Changing reimbursement policies in Western Europe and the ever-changing U.S. health care market have made the company examine its risks, and executives there opted for a mutual-fund like strategy.
"We run the company like a portfolio of investments," says Blouch.
Risks are spread among the company's products to minimize the effects of a downturn in any given market.
Invacare has revenues bigger than it's next two competitors combined, but being the leader means spending time in Washington making sure legislators understand the needs of the industry.
This lobbying also gives the company a better idea of how the government will change reimbursement for programs like Medicare so the company executives can plan for any changes.
Think long term
Lamson & Sessions is a plastics manufacturer with heavy ties to the electrical and telecom industries.
Telecommunications companies have taken a big hit during the recession, meaning there is less demand for telecom-related products.
"We've been focusing on our cash flow," says James Abel, executive vice president and CFO of Lamson & Sessions.
The company has restructured some of its debt to lengthen the term to free up cash in the short term. And while the industry as a whole is suffering now, Abel says the company is strongly positioned to be a major player when telecom rebounds.
"For the long-term, it's a great play," says Abel. "For the short-term, bankers are scratching their heads about what we are doing."
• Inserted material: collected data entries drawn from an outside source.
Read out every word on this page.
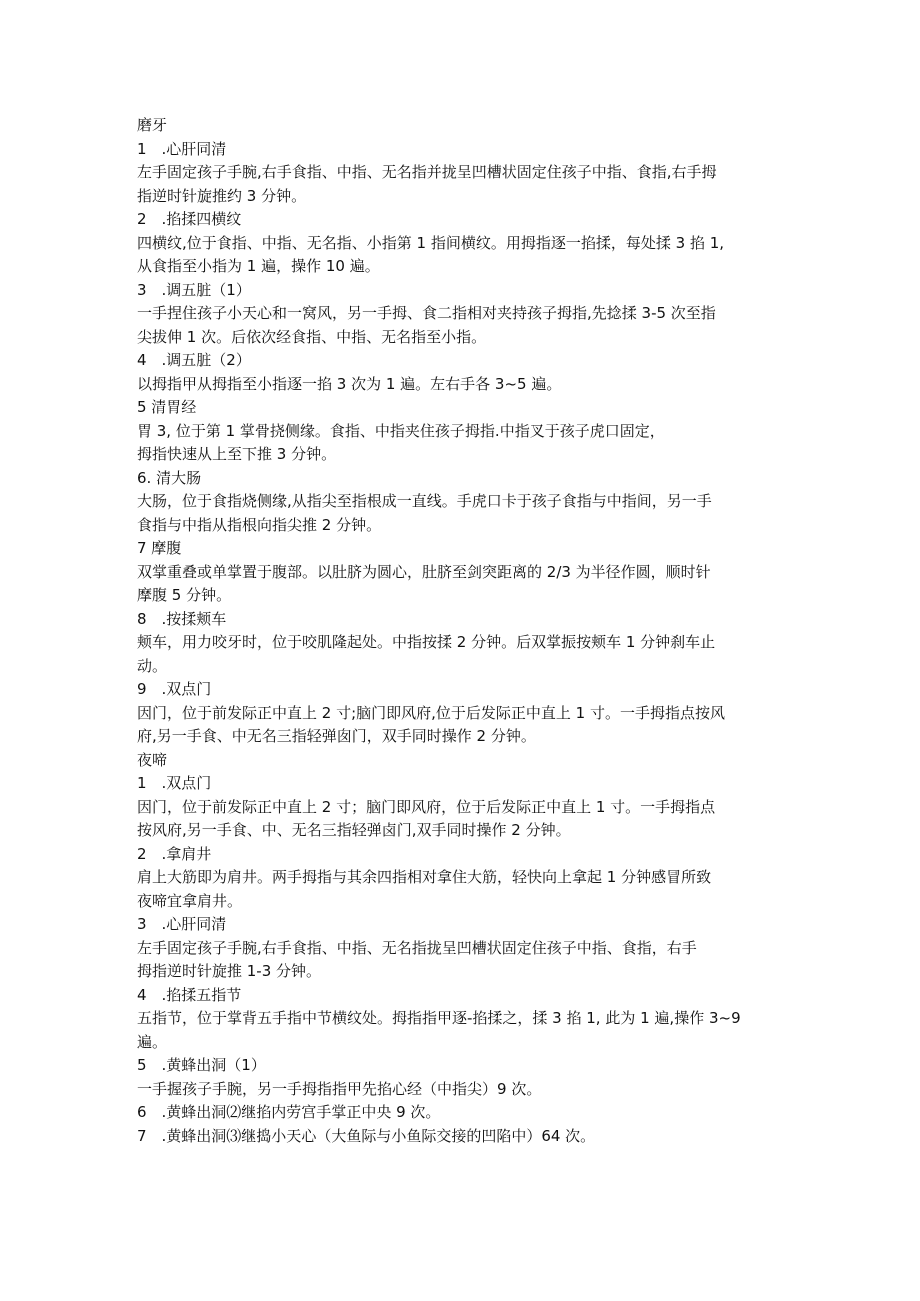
磨牙

1　.心肝同清

左手固定孩子手腕,右手食指、中指、无名指并拢呈凹槽状固定住孩子中指、食指,右手拇

指逆时针旋推约 3 分钟。

2　.掐揉四横纹

四横纹,位于食指、中指、无名指、小指第 1 指间横纹。用拇指逐一掐揉，每处揉 3 掐 1,

从食指至小指为 1 遍，操作 10 遍。

3　.调五脏（1）

一手捏住孩子小天心和一窝风，另一手拇、食二指相对夹持孩子拇指,先捻揉 3-5 次至指

尖拔伸 1 次。后依次经食指、中指、无名指至小指。

4　.调五脏（2）

以拇指甲从拇指至小指逐一掐 3 次为 1 遍。左右手各 3~5 遍。

5 清胃经

胃 3, 位于第 1 掌骨挠侧缘。食指、中指夹住孩子拇指.中指叉于孩子虎口固定，

拇指快速从上至下推 3 分钟。

6. 清大肠

大肠，位于食指烧侧缘,从指尖至指根成一直线。手虎口卡于孩子食指与中指间，另一手

食指与中指从指根向指尖推 2 分钟。

7 摩腹

双掌重叠或单掌置于腹部。以肚脐为圆心，肚脐至剑突距离的 2/3 为半径作圆，顺时针

摩腹 5 分钟。

8　.按揉颊车

颊车，用力咬牙时，位于咬肌隆起处。中指按揉 2 分钟。后双掌振按颊车 1 分钟刹车止

动。

9　.双点门

因门，位于前发际正中直上 2 寸;脑门即风府,位于后发际正中直上 1 寸。一手拇指点按风

府,另一手食、中无名三指轻弹囱门，双手同时操作 2 分钟。

夜啼

1　.双点门

因门，位于前发际正中直上 2 寸；脑门即风府，位于后发际正中直上 1 寸。一手拇指点

按风府,另一手食、中、无名三指轻弹卤门,双手同时操作 2 分钟。

2　.拿肩井

肩上大筋即为肩井。两手拇指与其余四指相对拿住大筋，轻快向上拿起 1 分钟感冒所致

夜啼宜拿肩井。

3　.心肝同清

左手固定孩子手腕,右手食指、中指、无名指拢呈凹槽状固定住孩子中指、食指，右手

拇指逆时针旋推 1-3 分钟。

4　.掐揉五指节

五指节，位于掌背五手指中节横纹处。拇指指甲逐-掐揉之，揉 3 掐 1, 此为 1 遍,操作 3~9

遍。

5　.黄蜂出洞（1）

一手握孩子手腕，另一手拇指指甲先掐心经（中指尖）9 次。

6　.黄蜂出洞⑵继掐内劳宫手掌正中央 9 次。

7　.黄蜂出洞⑶继捣小天心（大鱼际与小鱼际交接的凹陷中）64 次。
Cut costs and search out new opportunities
Oglebay Norton Co. is a producer, processor and distributor of industrial minerals that has had to reinvent itself and cut costs.
Last year, the company closed several offices and merged parts of its business operations together to eliminate redundancies. A heavy reliance on a fading steel industry also forced company executives to re-examine the company's goals.
"We had to ask ourselves what business are we in," says Michael Lundin, president and COO of the company. "We were tied to steel, but now that's less than 15 percent of our business. We are an industrial minerals company, but the distribution is more important than the products."